Глокта резко втянул в себя воздух и выдохнул.

— Мир. И пустые сундуки. — Его левая нога под столом онемела, он сморщился и с трудом поднялся с кресла. — Я передам ваше предложение моему начальству.

Он уже поворачивался, чтобы уйти, когда Тулкис протянул ему руку. Глокта некоторое время смотрел на нее.

«Ну а что тут плохого?»

Он принял руку посла и пожал ее.

— Я надеюсь, вы сумеете убедить их, — сказал гуркский посланник.

«Я тоже надеюсь».

До края мира

Утром, на девятый день в горах, Логен увидел море. Он закончил еще один мучительный подъем на вершину — и увидел его. Тропа круто сходила вниз, в глубокую плоскую равнину, а дальше на горизонте различалась сверкающая полоса. Логену казалось, что он чувствует запах моря, соленый привкус в воздухе. Он бы улыбнулся, если бы это не так сильно напоминало о доме.

— Море, — прошептал он.

— Океан, — поправил Байяз.

— Мы пересекли западный континент от одного берега до другого, — сказал Длинноногий, широко улыбаясь. — Теперь мы уже близко.

К вечеру они подошли еще ближе. Тропа расширилась и превратилась в глинистую дорогу среди полей, разделенных шаткими изгородями. По большей части это были бурые квадраты вспаханной земли, но кое-где виднелись зеленые островки молодой травы или побеги овощей, а кое-где покачивались высокие, серые, на вид безвкусные озимые. Логен мало знал о сельском хозяйстве, но было ясно, что эту землю кто-то обрабатывал, причем совсем недавно.

— Что за люди живут в таком захолустье? — пробормотал Луфар, с подозрением поглядывая на неухоженные поля.

— Потомки первопроходцев, поселившихся здесь много лет назад. Когда империя рухнула, они остались сами по себе. И сами по себе они даже процветали.

— Вы слышите? — прошипела Ферро, прищурившись.

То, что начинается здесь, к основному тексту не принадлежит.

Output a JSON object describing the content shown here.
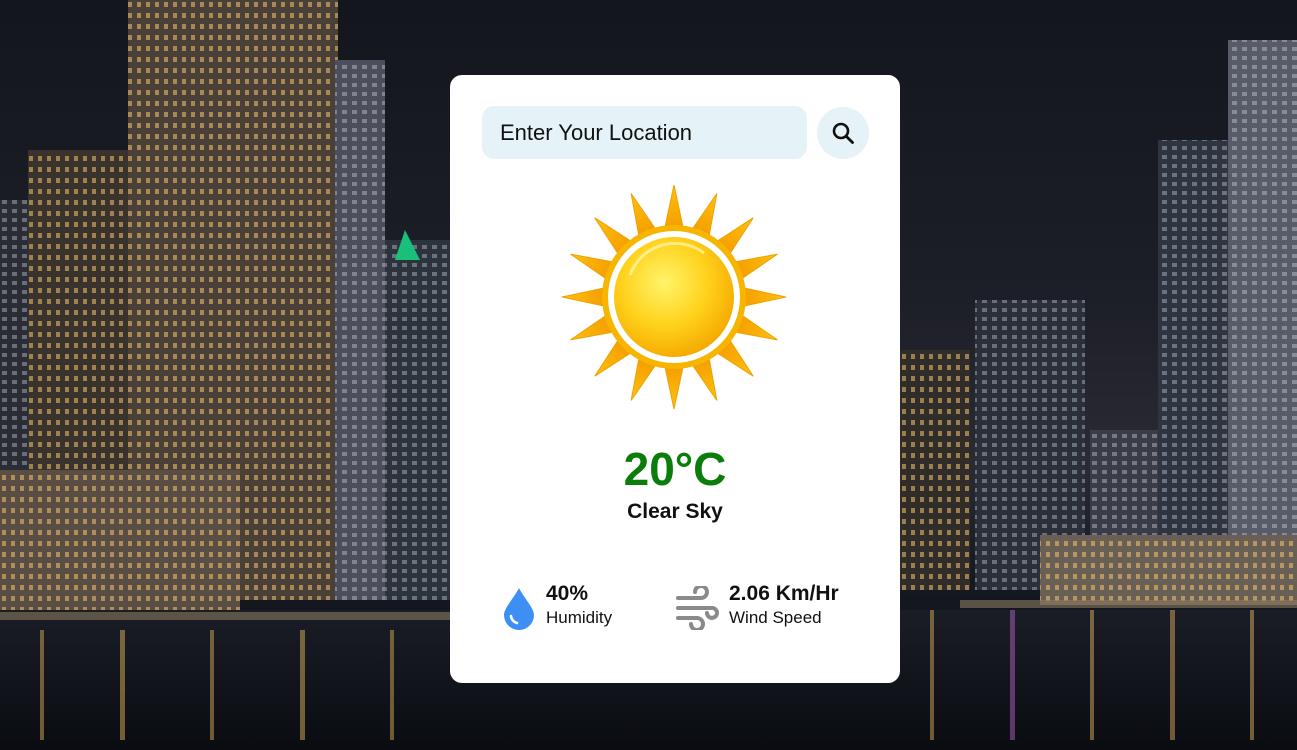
{
  "search": {
    "placeholder": "Enter Your Location",
    "button_icon": "search-icon"
  },
  "weather": {
    "icon": "sun-icon",
    "temperature": "20°C",
    "description": "Clear Sky",
    "temperature_color": "#0a7d0a"
  },
  "details": {
    "humidity": {
      "value": "40%",
      "label": "Humidity",
      "icon": "water-drop-icon",
      "icon_color": "#3d8ff5"
    },
    "wind": {
      "value": "2.06 Km/Hr",
      "label": "Wind Speed",
      "icon": "wind-icon"
    }
  }
}
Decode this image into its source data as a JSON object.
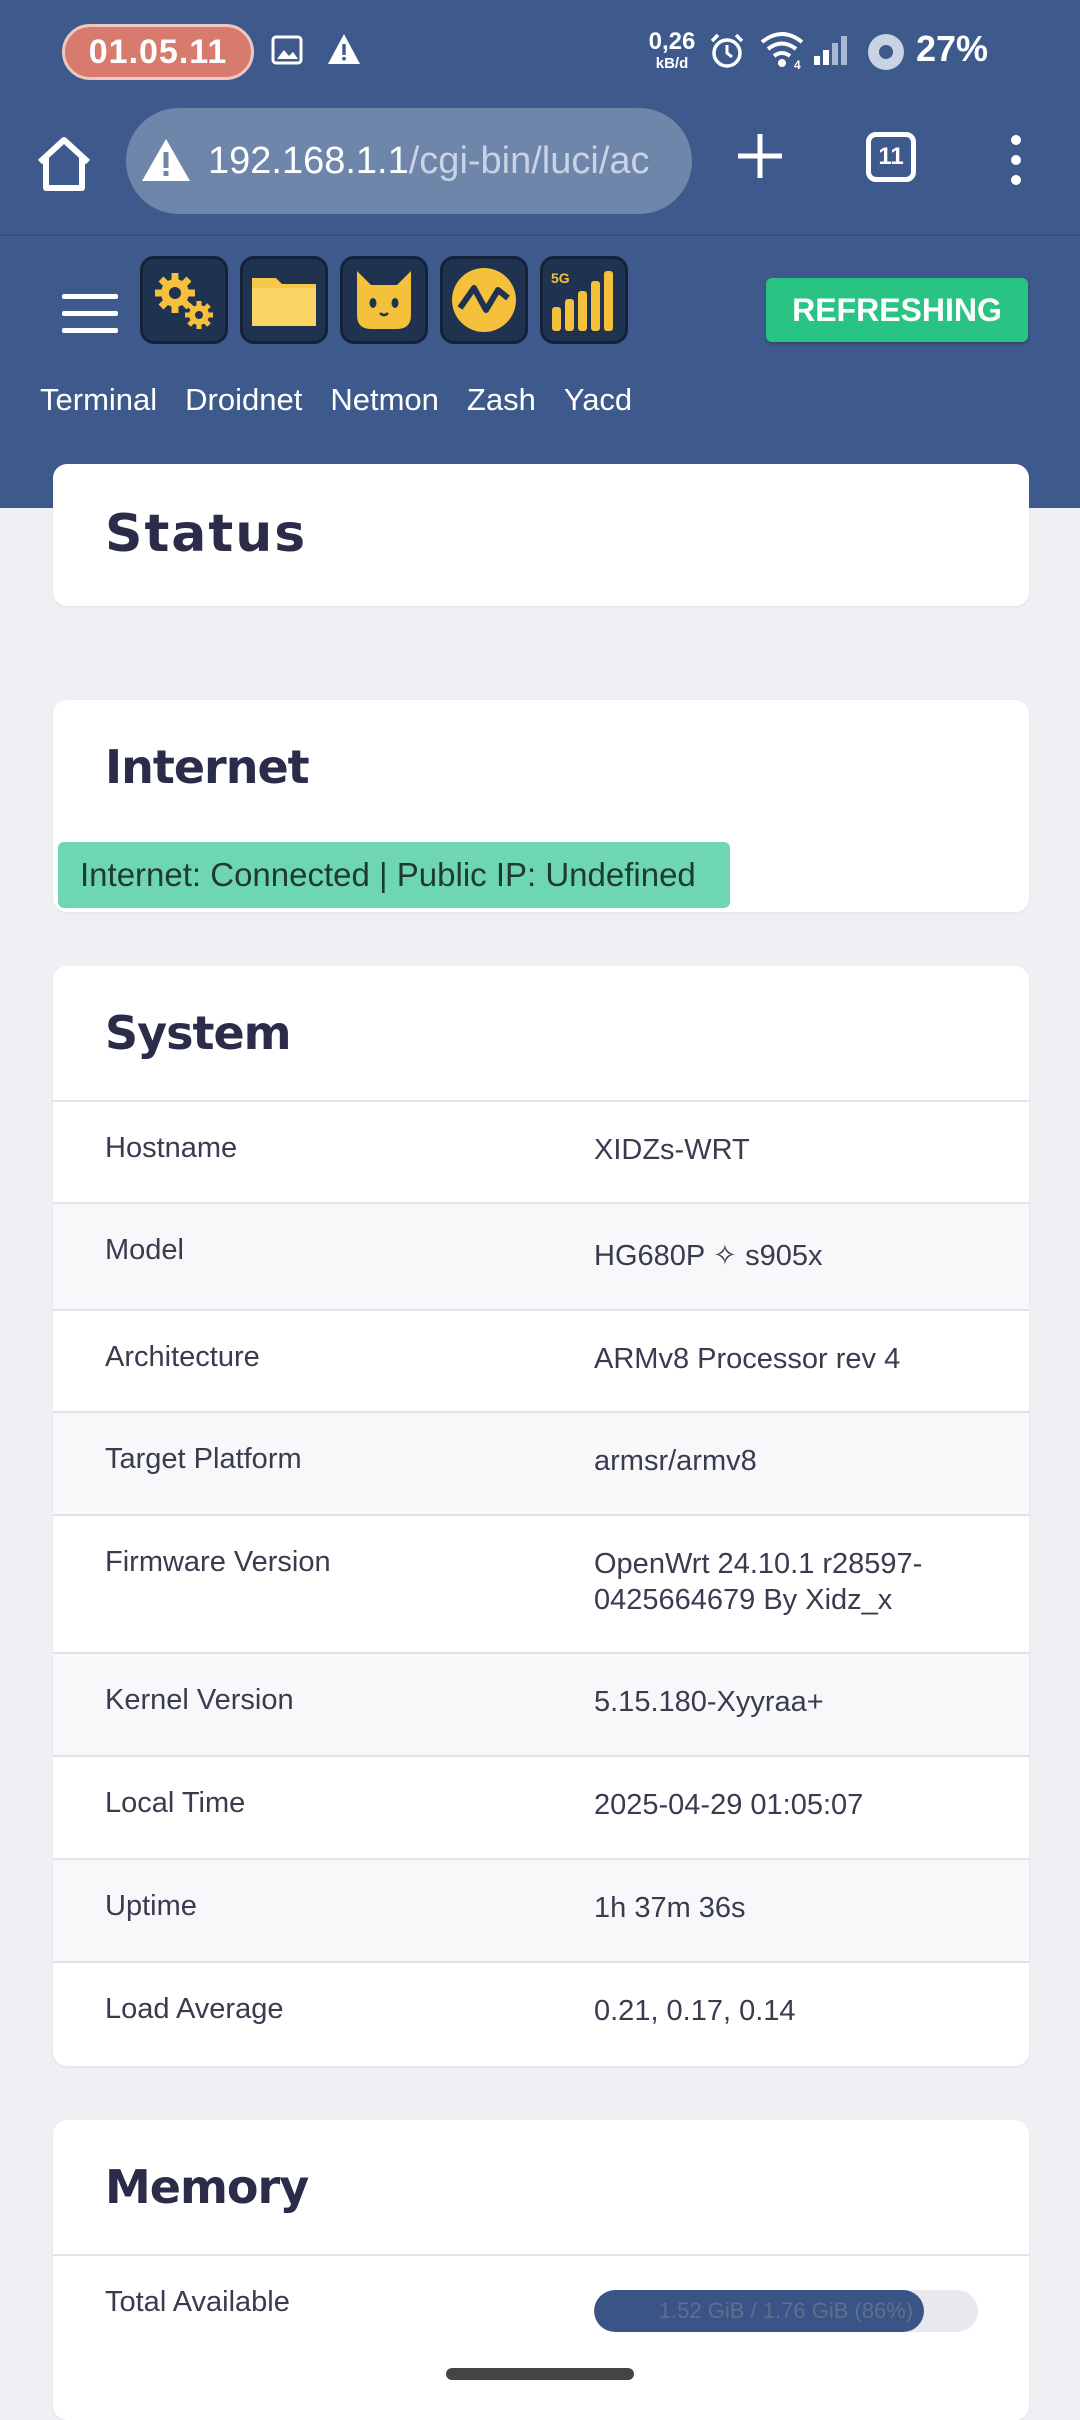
{
  "status_bar": {
    "time": "01.05.11",
    "net_speed_value": "0,26",
    "net_speed_unit": "kB/d",
    "battery": "27%",
    "icons": [
      "image-icon",
      "warning-icon",
      "alarm-icon",
      "wifi-icon",
      "signal-icon",
      "battery-saver-icon"
    ]
  },
  "browser": {
    "url_host": "192.168.1.1",
    "url_path": "/cgi-bin/luci/ac",
    "tab_count": "11",
    "icons": [
      "home-icon",
      "site-warning-icon",
      "plus-icon",
      "tabs-icon",
      "more-icon"
    ]
  },
  "header": {
    "refresh_label": "REFRESHING",
    "app_icons": [
      "settings-gears-icon",
      "folder-icon",
      "cat-icon",
      "netmon-icon",
      "signal-5g-icon"
    ],
    "app_icon_5g_text": "5G",
    "quick_links": [
      "Terminal",
      "Droidnet",
      "Netmon",
      "Zash",
      "Yacd"
    ]
  },
  "status_card": {
    "title": "Status"
  },
  "internet": {
    "title": "Internet",
    "badge": "Internet: Connected | Public IP: Undefined"
  },
  "system": {
    "title": "System",
    "rows": [
      {
        "key": "Hostname",
        "value": "XIDZs-WRT"
      },
      {
        "key": "Model",
        "value": "HG680P ✧ s905x"
      },
      {
        "key": "Architecture",
        "value": "ARMv8 Processor rev 4"
      },
      {
        "key": "Target Platform",
        "value": "armsr/armv8"
      },
      {
        "key": "Firmware Version",
        "value": "OpenWrt 24.10.1 r28597-0425664679 By Xidz_x"
      },
      {
        "key": "Kernel Version",
        "value": "5.15.180-Xyyraa+"
      },
      {
        "key": "Local Time",
        "value": "2025-04-29 01:05:07"
      },
      {
        "key": "Uptime",
        "value": "1h 37m 36s"
      },
      {
        "key": "Load Average",
        "value": "0.21, 0.17, 0.14"
      }
    ]
  },
  "memory": {
    "title": "Memory",
    "total_available_label": "Total Available",
    "total_available_text": "1.52 GiB / 1.76 GiB (86%)",
    "total_available_fraction": 0.86
  },
  "colors": {
    "header_bg": "#3e5a8c",
    "refresh_green": "#29c484",
    "badge_green": "#6fd6b4",
    "memory_fill": "#3a5585"
  }
}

Она уже нащупывала стрелу в колчане. Логен поднял голову и прислушался. Откуда-то доносились глухие гулкие удары, потом послышался голос, слабый на расстоянии. Логен положил руку на рукоять меча и пригнулся. Он подкрался к кривой изгороди и заглянул на ту сторону, Ферро стояла подле него.

Посреди вспаханного поля два человека возились с пнем: один рубил топором, второй смотрел, уперев руки в бока. Логен нервно сглотнул. Судя по виду, эти двое не представляли никакой угрозы, однако внешность могла обманывать. Ведь все живые существа, встречавшиеся на пути, пытались их убить.